Geçinemiyor. Ek işler yapıyor; konserler, ders vermenin yanında
bir Jazz Club’ta cuma ve cumartesi akşamları
çalıyor. Bir gece…
Hoş bir
bayan piyanonun yanına geliyor Fazıl Say’a teklifte
bulunuyor:
-“Ben Berlin Hilton’un halkla ilişkiler müdürüyüm, yılbaşı
gecesi projem var, tüm Hilton Oteli,
‘Casablanca’ filmi konseptinde donatıyorum:
Humphrey Bogart, Ingrid Bergman heykelleri,
dev fotoğraflar, Casablanca uçağı vs. Berlin’i aradım
taradım, tek bir siyahi
piyanist bulamadım. Filmin önemli sahnesidir,
‘Play again Sam’, (Tekrar çal Sam) şarkısı.
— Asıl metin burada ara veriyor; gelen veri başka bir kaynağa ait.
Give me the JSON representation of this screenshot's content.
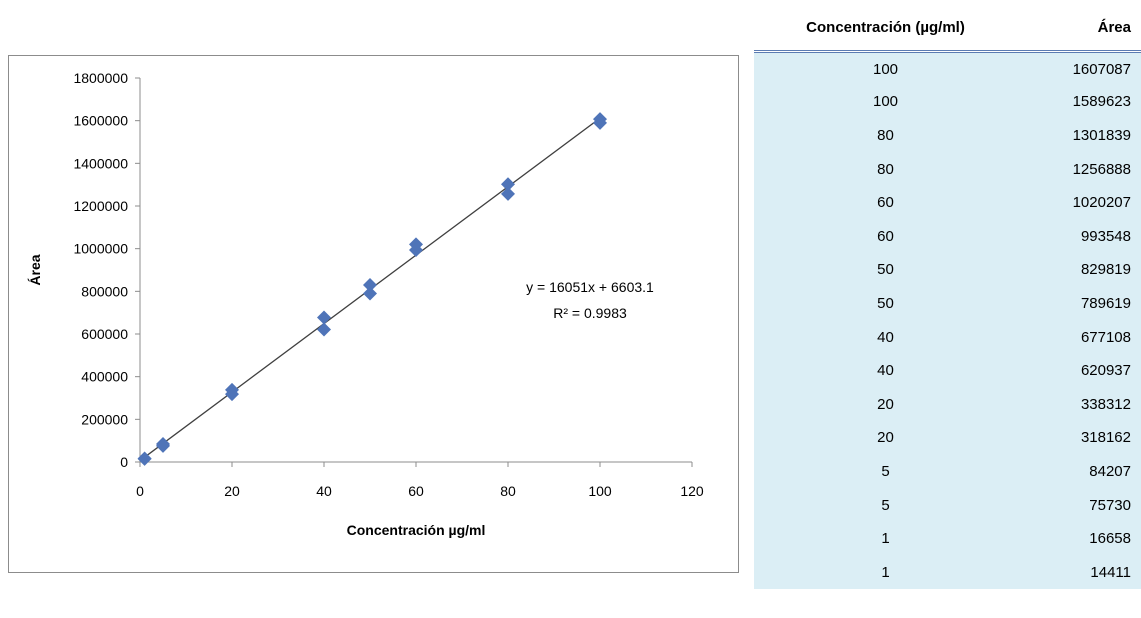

Sam da sürekli ‘As time goes bye’ şarkısını çalar hep. Siz bütün
gece, saat akşam 6’dan sabah beşe kadar hep aynı şarkıyı,
çalacaksınız. Siz bu işi yapar mısınız. Ama kendinizi boyamanız
lazım, siyahi olmanız için…”
Bu anıyı hoş sohbetiyle Fazıl’dan dinlemelisiniz. Sonuçta Fazıl
geceye gidiyor sabaha kadar aynı şarkıyı çalıyor; ama kendini
siyaha boyama konusunda sorun yaşıyor, boyayamıyor!